Однажды вечером они с приятелем забрели в швейцарское кафе — излюбленное место сборищ многочисленных представителей художественной и литературной богемы столицы. С живейшим волнением его спутник показывал ему среди посетителей самых популярных художников и писателей. Однако Пер, которого эта сторона жизни ничуть не занимала, во все глаза смотрел на девушку за стойкой — высокую, статную, с копной великолепных золотисто-рыжих волос.

— Да это рыжая Лизбет, — объяснил приятель. — Она служила моделью для Венеры Иверсена и Сусанны Петерсена.

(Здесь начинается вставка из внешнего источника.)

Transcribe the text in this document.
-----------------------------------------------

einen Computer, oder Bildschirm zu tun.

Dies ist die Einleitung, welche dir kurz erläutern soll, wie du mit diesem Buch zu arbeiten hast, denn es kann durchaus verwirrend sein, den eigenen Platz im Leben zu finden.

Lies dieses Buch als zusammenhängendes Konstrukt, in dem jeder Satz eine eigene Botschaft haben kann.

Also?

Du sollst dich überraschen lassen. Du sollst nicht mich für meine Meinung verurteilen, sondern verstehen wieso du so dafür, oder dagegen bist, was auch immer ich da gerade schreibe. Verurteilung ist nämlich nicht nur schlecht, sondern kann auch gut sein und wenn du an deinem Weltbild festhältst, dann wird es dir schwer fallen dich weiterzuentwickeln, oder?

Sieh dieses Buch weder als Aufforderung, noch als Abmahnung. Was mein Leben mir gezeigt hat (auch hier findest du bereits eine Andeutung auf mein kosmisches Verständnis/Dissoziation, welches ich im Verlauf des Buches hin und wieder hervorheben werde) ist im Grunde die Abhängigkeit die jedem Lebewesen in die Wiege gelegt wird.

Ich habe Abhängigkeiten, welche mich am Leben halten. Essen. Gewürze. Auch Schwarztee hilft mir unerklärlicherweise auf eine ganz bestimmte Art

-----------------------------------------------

Недурна, а? А кожа какая!

С этого дня Пер зачастил в кафе, притом выбирал такие часы, когда там бывало поменьше народу. Его неудержимо влекла эта девушка; и как только выяснилось, что влечение взаимное, они без долгих разговоров вступили в нежнейшую связь.

Пер с годами стал не на шутку гордиться своей внешностью. У него было сильное, мускулистое тело, крутой лоб, тёмные вьющиеся волосы и большие синие глаза под сросшимися бровями. Над пухлыми губами пробивались усы. Благодаря материнским заботам мадам Олуфсен он сохранил прежнюю упитанность, да и щёки его не утратили густого деревенского румянца. В толпе он часто улыбался, сам того не сознавая, и эта вечная, чуть бессмысленная улыбка вводила в заблуждение тех, кто не знал его, заставляла думать, будто перед ними существо, не вышедшее из детского возраста и вполне довольное жизнью и собой. Совсем отделаться от провинциального налёта Пер никак не мог, но стоило ему принарядиться, как вид у него делался вполне импозантный; тогда он чувствовал себя легко и уверенно и держался с немалым достоинством. Невзирая на частые денежные затруднения, он не жалел средств на одежду. Во всяком случае, на улицу он выходил не иначе как в полном параде. Его небольшого жизненного опыта хватало, чтобы понять, что порой ослепительно белая сорочка и безукоризненно сидящий сюртук больше значат для судьбы молодого человека, чем годы беззаветного усердия, ибо, пока соблюден декорум, ещё ничего не потеряно. Зато дома он был воплощением небрежности, ему даже нравилось расхаживать в немыслимых обносках.

Кафе, где он сделался завсегдатаем и где тратил больше денег и времени, чем мог себе позволить, называлось «Котёл», и было прибежищем оппозиционно настроенной аристократической клики «независимых». Круг сей составляли молодые, — а порой и не первой молодости, — служители муз, люди несомненно одарённые, но все со странностями: одни так толком и не выросли, другие раньше времени состарились.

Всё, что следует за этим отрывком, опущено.